SİGORTA GAZETESİ/ÖZEL HABER ANALİZ
Sigortacıların son birkaç yıldır jeopolitik risk olarak nitelendirdiği risk, İsrail-İran savaşı ile üst seviyeye çıktı. Şimdilerde ise global sigorta sektörü yüksek alarmda. İsrail-İran savaşının 4. gününde deniz sigortacılarından havayollarına, ticari sigortacılara kadar tüm kesimler tetikte. Sigortacılar uzun vadeli riskten ve bunun yaratacağı sonuçlardan endişe duyuyor.
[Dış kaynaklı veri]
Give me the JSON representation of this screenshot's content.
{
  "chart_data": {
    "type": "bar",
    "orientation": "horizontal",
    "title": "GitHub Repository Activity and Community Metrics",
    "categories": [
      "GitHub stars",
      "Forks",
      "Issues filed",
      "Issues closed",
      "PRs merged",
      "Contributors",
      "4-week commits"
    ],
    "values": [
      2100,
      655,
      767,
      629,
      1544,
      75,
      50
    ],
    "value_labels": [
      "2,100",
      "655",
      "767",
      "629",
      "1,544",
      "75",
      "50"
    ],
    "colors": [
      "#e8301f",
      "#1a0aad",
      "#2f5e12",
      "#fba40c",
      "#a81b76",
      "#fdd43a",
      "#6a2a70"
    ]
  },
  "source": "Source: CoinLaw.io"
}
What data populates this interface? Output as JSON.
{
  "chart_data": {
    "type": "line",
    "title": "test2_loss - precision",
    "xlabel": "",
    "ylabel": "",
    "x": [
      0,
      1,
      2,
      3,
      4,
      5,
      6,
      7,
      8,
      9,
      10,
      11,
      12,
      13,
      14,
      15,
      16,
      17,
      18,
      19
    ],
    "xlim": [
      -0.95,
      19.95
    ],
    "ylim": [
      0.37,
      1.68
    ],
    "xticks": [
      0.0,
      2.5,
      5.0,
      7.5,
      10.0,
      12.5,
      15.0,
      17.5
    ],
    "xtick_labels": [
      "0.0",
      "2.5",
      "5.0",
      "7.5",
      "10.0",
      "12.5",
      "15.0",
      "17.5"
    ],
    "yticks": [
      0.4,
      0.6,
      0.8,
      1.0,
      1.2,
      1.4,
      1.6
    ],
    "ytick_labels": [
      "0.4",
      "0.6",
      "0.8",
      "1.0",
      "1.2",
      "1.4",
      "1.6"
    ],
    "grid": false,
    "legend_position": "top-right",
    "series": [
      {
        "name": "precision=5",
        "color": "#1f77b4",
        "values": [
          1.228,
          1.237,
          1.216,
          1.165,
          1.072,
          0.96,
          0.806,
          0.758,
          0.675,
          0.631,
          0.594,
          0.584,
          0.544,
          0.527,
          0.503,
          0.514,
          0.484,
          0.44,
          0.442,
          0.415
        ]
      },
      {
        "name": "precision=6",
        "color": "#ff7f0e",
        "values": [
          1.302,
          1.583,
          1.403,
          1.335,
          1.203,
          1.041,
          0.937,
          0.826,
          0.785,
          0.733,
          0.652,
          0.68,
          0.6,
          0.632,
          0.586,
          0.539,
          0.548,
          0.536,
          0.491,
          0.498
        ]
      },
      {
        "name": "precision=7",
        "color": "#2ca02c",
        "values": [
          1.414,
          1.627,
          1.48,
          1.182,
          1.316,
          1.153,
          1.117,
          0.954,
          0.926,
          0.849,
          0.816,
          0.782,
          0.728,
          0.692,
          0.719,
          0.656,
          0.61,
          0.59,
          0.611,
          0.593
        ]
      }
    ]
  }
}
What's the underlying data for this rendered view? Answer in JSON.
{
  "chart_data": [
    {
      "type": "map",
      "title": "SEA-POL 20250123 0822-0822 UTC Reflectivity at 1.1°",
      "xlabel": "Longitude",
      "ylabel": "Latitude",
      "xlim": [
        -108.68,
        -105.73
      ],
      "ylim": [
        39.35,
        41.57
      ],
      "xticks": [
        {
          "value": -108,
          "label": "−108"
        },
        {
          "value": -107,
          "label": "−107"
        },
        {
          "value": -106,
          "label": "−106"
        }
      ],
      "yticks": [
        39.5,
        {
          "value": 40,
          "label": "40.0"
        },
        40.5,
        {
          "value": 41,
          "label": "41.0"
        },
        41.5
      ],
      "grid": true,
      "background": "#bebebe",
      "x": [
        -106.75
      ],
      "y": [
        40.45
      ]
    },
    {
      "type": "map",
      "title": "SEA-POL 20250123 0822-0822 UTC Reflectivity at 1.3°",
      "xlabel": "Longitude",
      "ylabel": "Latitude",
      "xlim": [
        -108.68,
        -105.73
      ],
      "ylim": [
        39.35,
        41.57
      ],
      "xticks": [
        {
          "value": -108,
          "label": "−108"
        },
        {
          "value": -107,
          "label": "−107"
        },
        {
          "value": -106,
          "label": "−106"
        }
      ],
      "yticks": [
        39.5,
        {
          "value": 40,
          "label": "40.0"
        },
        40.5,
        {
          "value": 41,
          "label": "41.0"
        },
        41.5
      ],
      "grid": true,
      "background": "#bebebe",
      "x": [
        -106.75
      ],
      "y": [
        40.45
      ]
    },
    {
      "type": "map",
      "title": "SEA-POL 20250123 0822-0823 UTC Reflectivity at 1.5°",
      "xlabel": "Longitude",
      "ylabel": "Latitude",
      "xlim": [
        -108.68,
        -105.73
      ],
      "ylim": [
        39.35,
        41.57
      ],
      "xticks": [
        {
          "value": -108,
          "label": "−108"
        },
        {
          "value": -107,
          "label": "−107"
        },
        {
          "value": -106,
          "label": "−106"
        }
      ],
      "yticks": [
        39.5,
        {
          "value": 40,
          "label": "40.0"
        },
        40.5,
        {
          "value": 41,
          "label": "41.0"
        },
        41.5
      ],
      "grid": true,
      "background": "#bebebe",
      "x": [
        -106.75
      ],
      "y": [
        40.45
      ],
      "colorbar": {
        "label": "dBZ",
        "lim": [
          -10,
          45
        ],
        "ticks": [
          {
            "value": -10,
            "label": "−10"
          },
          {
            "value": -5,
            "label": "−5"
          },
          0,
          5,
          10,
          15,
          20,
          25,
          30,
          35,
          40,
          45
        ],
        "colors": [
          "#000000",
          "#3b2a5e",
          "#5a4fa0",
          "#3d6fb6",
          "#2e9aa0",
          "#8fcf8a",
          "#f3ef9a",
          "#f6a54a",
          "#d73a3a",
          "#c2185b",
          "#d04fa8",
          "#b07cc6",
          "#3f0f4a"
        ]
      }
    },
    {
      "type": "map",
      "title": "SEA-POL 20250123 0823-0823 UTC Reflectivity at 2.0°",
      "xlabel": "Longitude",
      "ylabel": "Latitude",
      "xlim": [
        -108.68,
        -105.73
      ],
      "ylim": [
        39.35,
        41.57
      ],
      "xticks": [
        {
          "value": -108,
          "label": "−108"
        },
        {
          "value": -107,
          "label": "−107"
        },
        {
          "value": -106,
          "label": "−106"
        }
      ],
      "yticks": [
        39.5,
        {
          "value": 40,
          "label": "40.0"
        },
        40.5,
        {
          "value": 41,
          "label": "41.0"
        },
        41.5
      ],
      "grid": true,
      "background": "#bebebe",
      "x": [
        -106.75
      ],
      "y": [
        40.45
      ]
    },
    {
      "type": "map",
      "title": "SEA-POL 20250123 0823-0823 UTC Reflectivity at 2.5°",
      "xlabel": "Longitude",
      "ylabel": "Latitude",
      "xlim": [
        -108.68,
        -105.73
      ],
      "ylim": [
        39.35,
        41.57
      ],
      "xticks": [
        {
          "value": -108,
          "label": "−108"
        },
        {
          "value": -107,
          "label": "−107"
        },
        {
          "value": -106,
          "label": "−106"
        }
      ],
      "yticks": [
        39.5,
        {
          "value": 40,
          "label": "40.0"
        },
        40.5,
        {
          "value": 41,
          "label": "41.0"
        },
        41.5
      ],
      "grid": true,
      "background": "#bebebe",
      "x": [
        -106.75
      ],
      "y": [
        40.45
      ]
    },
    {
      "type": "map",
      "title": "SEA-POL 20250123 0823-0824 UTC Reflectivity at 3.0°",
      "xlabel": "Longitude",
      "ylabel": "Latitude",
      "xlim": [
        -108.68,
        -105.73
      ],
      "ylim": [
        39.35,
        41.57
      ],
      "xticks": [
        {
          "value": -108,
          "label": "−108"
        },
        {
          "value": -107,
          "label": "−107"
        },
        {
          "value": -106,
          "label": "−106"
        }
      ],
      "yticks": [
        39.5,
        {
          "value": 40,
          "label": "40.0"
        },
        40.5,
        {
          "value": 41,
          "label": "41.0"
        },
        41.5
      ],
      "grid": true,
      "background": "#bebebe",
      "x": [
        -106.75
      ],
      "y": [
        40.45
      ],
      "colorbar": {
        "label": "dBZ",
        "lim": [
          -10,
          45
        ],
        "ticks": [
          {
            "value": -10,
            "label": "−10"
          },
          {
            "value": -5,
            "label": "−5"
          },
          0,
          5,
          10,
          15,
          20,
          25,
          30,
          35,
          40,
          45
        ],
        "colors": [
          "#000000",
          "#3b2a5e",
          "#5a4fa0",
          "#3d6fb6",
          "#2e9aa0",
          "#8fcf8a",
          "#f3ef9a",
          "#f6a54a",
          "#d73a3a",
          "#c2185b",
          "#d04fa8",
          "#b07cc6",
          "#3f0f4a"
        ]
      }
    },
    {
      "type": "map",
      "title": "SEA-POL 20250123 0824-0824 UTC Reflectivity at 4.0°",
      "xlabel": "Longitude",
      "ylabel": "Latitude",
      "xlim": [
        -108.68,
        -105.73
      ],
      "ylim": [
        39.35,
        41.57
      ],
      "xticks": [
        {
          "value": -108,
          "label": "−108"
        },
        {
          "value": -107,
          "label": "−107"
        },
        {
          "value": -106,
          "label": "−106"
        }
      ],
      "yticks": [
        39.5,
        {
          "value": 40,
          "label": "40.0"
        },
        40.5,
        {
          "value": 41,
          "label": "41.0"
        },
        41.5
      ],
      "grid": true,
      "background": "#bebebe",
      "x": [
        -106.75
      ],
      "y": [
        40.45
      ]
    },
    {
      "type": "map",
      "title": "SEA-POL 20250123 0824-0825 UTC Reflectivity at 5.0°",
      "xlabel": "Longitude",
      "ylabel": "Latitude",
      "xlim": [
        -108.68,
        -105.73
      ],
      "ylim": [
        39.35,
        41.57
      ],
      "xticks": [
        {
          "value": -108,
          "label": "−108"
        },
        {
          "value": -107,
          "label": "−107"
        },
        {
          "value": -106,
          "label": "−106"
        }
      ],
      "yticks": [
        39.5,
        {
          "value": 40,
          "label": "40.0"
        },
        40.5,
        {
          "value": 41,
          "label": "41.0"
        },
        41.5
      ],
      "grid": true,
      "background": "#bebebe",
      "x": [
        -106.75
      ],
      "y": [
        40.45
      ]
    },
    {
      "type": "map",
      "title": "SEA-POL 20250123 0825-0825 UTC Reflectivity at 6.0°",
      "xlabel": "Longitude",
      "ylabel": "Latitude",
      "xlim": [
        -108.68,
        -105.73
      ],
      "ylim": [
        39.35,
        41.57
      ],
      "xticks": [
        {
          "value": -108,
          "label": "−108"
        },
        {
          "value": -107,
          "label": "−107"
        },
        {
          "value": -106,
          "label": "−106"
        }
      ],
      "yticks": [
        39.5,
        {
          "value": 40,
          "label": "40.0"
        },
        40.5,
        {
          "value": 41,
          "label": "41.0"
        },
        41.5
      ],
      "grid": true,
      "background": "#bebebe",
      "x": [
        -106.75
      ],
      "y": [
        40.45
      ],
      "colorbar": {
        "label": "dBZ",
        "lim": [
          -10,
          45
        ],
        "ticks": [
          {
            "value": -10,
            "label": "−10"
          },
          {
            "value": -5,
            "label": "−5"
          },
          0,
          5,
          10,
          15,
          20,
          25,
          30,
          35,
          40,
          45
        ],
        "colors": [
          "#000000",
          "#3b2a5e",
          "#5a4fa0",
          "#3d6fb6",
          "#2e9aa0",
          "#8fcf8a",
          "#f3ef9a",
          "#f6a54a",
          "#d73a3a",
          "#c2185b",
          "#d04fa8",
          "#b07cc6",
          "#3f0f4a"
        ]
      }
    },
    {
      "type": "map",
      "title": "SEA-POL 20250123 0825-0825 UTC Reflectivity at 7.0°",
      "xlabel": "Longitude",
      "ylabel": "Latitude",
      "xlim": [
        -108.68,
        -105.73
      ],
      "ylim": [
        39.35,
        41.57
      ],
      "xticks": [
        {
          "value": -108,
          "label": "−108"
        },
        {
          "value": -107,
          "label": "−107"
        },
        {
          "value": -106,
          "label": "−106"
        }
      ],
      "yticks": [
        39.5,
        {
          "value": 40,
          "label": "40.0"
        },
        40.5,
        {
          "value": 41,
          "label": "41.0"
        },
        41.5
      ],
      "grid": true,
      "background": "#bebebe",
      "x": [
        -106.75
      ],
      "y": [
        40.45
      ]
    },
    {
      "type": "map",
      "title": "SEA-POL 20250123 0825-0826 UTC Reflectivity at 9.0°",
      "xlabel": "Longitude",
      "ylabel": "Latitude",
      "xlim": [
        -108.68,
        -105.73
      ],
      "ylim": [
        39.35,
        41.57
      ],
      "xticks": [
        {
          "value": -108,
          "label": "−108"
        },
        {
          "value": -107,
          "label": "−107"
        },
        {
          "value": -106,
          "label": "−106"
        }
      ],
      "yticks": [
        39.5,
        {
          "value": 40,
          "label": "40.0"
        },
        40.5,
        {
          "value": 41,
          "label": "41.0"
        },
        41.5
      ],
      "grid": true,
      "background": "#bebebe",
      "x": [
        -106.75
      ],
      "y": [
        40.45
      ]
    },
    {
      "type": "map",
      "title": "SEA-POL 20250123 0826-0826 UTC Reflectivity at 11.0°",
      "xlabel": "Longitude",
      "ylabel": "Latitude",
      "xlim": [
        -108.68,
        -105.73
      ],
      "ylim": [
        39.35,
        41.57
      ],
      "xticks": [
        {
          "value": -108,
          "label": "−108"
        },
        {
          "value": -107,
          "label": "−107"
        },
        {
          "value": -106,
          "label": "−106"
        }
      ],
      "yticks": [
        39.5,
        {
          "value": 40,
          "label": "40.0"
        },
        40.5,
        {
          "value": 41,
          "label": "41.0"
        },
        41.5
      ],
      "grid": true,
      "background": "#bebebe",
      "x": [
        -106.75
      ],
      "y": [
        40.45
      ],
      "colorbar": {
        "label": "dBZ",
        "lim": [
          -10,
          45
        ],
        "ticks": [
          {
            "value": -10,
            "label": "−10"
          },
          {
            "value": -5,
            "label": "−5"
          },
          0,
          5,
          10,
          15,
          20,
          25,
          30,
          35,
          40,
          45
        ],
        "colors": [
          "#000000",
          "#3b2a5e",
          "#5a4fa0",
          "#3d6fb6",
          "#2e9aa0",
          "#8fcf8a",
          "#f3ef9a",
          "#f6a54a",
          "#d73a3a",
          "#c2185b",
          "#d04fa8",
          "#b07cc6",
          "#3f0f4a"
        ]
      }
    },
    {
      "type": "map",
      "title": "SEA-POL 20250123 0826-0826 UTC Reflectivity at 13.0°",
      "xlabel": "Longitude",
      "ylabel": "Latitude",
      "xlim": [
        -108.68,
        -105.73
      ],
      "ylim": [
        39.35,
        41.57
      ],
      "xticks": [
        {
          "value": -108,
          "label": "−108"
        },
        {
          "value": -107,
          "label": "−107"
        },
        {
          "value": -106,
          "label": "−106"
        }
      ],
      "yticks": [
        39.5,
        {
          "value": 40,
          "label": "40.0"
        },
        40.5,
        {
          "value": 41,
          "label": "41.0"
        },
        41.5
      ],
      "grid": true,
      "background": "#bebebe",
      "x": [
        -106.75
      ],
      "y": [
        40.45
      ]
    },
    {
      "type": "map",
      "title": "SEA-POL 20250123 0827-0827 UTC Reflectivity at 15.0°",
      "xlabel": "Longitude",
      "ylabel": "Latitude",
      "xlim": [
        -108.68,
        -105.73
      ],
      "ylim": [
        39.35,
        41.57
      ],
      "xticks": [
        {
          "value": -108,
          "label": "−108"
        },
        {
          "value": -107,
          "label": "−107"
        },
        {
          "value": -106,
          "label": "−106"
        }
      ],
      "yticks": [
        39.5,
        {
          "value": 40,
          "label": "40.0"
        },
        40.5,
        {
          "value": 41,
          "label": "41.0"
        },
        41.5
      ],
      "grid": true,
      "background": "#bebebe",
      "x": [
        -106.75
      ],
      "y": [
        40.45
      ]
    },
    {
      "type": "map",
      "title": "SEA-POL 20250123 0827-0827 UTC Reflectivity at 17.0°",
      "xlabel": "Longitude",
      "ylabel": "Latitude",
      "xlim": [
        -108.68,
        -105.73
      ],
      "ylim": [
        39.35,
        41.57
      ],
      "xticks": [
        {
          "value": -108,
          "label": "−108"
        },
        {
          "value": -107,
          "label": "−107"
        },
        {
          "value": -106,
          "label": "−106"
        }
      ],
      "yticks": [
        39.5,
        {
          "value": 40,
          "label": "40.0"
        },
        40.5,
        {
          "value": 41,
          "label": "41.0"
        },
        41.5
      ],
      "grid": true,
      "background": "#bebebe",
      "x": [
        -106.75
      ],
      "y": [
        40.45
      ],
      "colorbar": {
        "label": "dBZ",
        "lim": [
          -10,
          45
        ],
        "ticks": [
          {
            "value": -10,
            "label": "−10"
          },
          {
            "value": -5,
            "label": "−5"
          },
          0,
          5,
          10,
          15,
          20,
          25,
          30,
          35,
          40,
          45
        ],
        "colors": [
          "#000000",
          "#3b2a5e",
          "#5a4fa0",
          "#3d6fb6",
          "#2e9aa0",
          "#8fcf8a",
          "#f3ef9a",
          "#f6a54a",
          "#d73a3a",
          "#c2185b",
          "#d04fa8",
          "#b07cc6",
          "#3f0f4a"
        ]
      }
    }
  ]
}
Son yıllarda sigortacıların yaptıkları tüm anketlerde jeopolitik riskler üst seviyelerde yer alıyor. AXA Grubu’nun, 11. kez yayınladığı Gelecek Riskleri Raporu’nda, jeopolitik istikrarsızlık; geleceği tehdit eden riskler arasında ikinci sırada yer alırken, benzer şekilde Dünya Ekonomik Forumu tarafından yayınlanan 20. Küresel Riskler Raporu’nda da devlet temelli silahlı çatışma, 2025 yılı için en önemli ve dikkate alınması gereken risk olarak öne çıkıyor. Marsh’ın 2025 Siyasi Risk Raporu’nda da artan jeopolitik risk ortamının önceki dönemlere kıyasla ticaret, finans ve yatırım için operasyonel ve stratejik risklerin daha önemli itici gücü haline geldiği vurgulanıyor.
SİGORTACILARIN HÜRMÜZ BOĞAZI ENDİŞESİ
Sigortacıların, özellikle Rusya-Ukrayna savaşı ile radarına giren jeopolitik riskler, İsrail-İran savaşı ile daha da dikkat çekici hale geldi. Uzmanlar, İsrail ile İran arasındaki savaşın başta deniz sigortaları ve seyahat sigortaları olmak üzere mal sigortaları üzerinde etkisinin yıkıcı olacağını belirtiyor.
Sigortacılar, savaşın, Hürmüz Boğazını da kapsaması halinde sorunun daha da büyüyeceğinden endişe duyuyor. Her gün deniz yoluyla taşınan petrolün üçte biri ve sıvılaştırılmış doğal gazın büyük bir kısmı bu boğazdan geçiyor. Uzmanlara göre, sigortacılar Körfeze giren gemiler için savaş riski primlerinin arttığını belirterek, gemilerin rota değiştirmesinin gündemde olduğunu ve bunun da pahalı bir operasyon olduğunu vurguluyor.
Yine uzmanlara göre, Hürmüz Boğazı’ndaki olası bir drone, füze saldırısı nedeniyle sigortacılar bölgeyi kara listeye alacak. Bu durum beraberinde nakliye maliyetlerini artırırken, savaş risk sigorta primleri de ciddi oranlarda yükselecek. Nitekim son günlerde İngiltere ve Yunan deniz şirketleri, gemileri yüksek riskli sulardan uzak durmaya çağırmaya başladı bile.
SAVAŞ RİSKİ PRİMLERİNDE ARTIŞ BEKLENİYOR
Bu aşamada uzmanlar, savaşın sürmesi ve şiddetinin artması halinde gövde ve kargo sigortacılarını teminat şartlarını gözden geçirmeye ve Körfez’e giden seferler için sigorta faaliyetlerini tamamen askıya almaya itebileceği yönünde uyarıyor.
Endişenin bir başka nedeni de İsrail-İran arasındaki savaşın uzun süreceğine yönelik. Bu durum, ticaret koridorlarını kapsayan bir duruma dönüşmesi halinde sigortacılar, tazminat talepleri ile karşılaşmaktan endişe duyuyor. Uzmanlar, sigorta şirketlerinin havacılık savaş riski teminatlarıyla artan yükümlülüklerle karşı karşıya kalacağını ifade ediyor. Bunun üzerine gelir kaybı talepleri de eklenince sorun daha da büyüyor. Uzmanlar, hava operatörleri için savaş riski ve iş kesintisi poliçelerinde kısa vadeli prim oranlarında ciddi oranda artış bekliyor.
SEYAHAT İPTALLERİ HEM RİSK HEM FIRSAT
İsrail-İran arasındaki savaşın bir etkisi de seyahat sigortalarına yönelik olacak. Ortadoğu’daki binlerce uçuşun iptali veya rota değişimi nedeniyle seyahat iptallerinin artmaya başladığı, bunun da seyahat sigortalarını etkilediği belirtiliyor. Uzmanlar risklerin beraberinde kişisel seyahat sigortalarına talebi de artırdığını vurguluyor. Sigortacılar, seyahat sigortası taleplerinde yüzde 30’ların üzerinde artış olduğuna da dikkat çekiyor.